Computer Exercise 4: PRISM Assembly Language Programming
C3C Jasper Arneberg
M6A ECE 281
Dr. Neebel
######Simple Memory Manipulation: Write a program that stores the value $9 in location $B0, $8 in $C4 and $B in $CB. (Target program end: $11)
This program was a joy to work on. The most difficult part was figuring out how to use the STA command, which stores a value from the accumulator into a RAM address. I asked C3C El-Saawy for help, and he showed me how to label the memory addresses so values could be stored to them.
Note: This program meets the target end address, and it should receive a bonus point per the rubric.
######Mathematics: Write a program that retrieves a value from location $B0, doubles it, and subtracts 4. The result should be output to Port 2. (Target program end: $0C)

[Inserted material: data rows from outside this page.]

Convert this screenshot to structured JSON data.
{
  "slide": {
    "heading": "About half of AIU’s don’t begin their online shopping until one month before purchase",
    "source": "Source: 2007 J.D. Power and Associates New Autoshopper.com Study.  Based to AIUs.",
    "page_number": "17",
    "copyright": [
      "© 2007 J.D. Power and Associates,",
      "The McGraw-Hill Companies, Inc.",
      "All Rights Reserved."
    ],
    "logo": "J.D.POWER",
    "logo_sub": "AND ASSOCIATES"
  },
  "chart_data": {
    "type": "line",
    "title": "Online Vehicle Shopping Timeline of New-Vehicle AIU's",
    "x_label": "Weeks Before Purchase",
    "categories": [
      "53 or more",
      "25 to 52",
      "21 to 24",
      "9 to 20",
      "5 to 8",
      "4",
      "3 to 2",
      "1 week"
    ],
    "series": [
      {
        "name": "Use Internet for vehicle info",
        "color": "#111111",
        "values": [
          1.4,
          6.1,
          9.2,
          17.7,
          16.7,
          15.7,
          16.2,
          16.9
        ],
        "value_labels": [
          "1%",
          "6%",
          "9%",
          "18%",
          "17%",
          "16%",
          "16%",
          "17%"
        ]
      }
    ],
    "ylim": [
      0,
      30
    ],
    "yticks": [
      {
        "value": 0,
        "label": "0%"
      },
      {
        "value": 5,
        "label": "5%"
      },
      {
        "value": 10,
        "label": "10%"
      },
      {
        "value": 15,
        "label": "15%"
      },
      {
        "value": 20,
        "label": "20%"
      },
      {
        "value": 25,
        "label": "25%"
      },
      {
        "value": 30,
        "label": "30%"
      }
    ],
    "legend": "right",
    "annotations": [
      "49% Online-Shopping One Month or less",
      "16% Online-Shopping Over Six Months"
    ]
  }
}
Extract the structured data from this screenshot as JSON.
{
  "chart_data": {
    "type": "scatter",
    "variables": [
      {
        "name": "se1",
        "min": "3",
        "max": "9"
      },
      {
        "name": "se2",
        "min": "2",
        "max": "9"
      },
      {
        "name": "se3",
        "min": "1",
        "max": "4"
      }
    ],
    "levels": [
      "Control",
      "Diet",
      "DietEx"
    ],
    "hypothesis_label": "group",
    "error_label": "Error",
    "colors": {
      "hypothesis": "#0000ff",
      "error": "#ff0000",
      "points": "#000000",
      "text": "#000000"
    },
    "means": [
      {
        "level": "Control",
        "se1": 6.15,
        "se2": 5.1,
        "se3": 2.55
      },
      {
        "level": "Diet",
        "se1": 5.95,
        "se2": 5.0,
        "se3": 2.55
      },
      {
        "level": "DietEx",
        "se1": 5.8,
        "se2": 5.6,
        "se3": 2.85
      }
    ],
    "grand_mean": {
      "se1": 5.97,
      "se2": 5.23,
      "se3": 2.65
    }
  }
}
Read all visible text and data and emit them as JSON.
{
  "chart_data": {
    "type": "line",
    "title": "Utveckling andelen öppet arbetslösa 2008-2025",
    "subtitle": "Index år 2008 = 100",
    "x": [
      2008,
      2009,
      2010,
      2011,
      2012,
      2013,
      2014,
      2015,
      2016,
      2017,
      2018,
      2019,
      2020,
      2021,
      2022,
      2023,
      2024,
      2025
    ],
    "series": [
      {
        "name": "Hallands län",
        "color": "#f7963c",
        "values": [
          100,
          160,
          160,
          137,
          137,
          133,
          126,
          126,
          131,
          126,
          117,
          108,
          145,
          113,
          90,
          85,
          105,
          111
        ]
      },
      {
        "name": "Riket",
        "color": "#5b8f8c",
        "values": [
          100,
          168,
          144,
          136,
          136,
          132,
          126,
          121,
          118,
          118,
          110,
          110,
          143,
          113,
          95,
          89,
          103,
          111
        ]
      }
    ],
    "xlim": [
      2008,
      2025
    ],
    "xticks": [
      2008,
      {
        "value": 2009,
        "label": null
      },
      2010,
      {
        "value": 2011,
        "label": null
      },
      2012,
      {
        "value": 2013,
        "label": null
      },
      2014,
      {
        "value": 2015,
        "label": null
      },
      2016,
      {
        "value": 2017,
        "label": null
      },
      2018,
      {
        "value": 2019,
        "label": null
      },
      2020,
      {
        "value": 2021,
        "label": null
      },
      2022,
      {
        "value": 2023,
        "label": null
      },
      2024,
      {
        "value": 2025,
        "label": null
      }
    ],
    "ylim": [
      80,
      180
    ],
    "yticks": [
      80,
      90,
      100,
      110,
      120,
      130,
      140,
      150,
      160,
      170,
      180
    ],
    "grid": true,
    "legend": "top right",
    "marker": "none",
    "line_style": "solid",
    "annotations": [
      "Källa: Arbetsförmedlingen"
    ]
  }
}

This program was a little more difficult to write than the first one was. Because PRISM doesn't have a multiply function, doubling a number consisted of adding it to itelf. Subtracting 4 also meant that I needed to add the two's complement of 4. The two's complement of 0100 ($4) is 1100 ($C). I looped the program back to the start so that it could be tested for various values in gate B0. Here are some test results verifying that it works correctly. It is important to note that an overflow error can occur for starting values that are too high.
####Results of Program B
| Value in B0 | Port 2 Output |
|---|---|
| 4 | 6 |
| 3 | 2 |
| 7 | A |
Note: This program meets the target end address, and it should receive a bonus point per the rubric.
######Loops: Write a program that starts by reading what is on Input Port 3 and then displaying that on Output Port 0. One less than that should then display on Port 1 and one less than what is on Port 1 will display on Port 2. The program then decrements what is on Port 0, then decrements what is on Port 1, then decrements what is on Port 2. This process is continued in an infinite loop (i.e. If Input Port 3 contains a ‘2’ , Ports 0-2 will show 2,1,0, respectively. The 2, 1, 0 will then change to 1,0,F, then 0, F, E, and so on). (Target program end: $10)
The hardest part of this program was determining what to add between the outputs. The two's complemen to of 0001 ($1) is 1111 ($F). After the three output ports had been set, 1h was added to the accumulator so that it would reset to a value of 1 less than before.
Note: This program meets the target end address, and it should receive a bonus point per the rubric.
C3C El-Saawy pointed out how to label RAM addresses.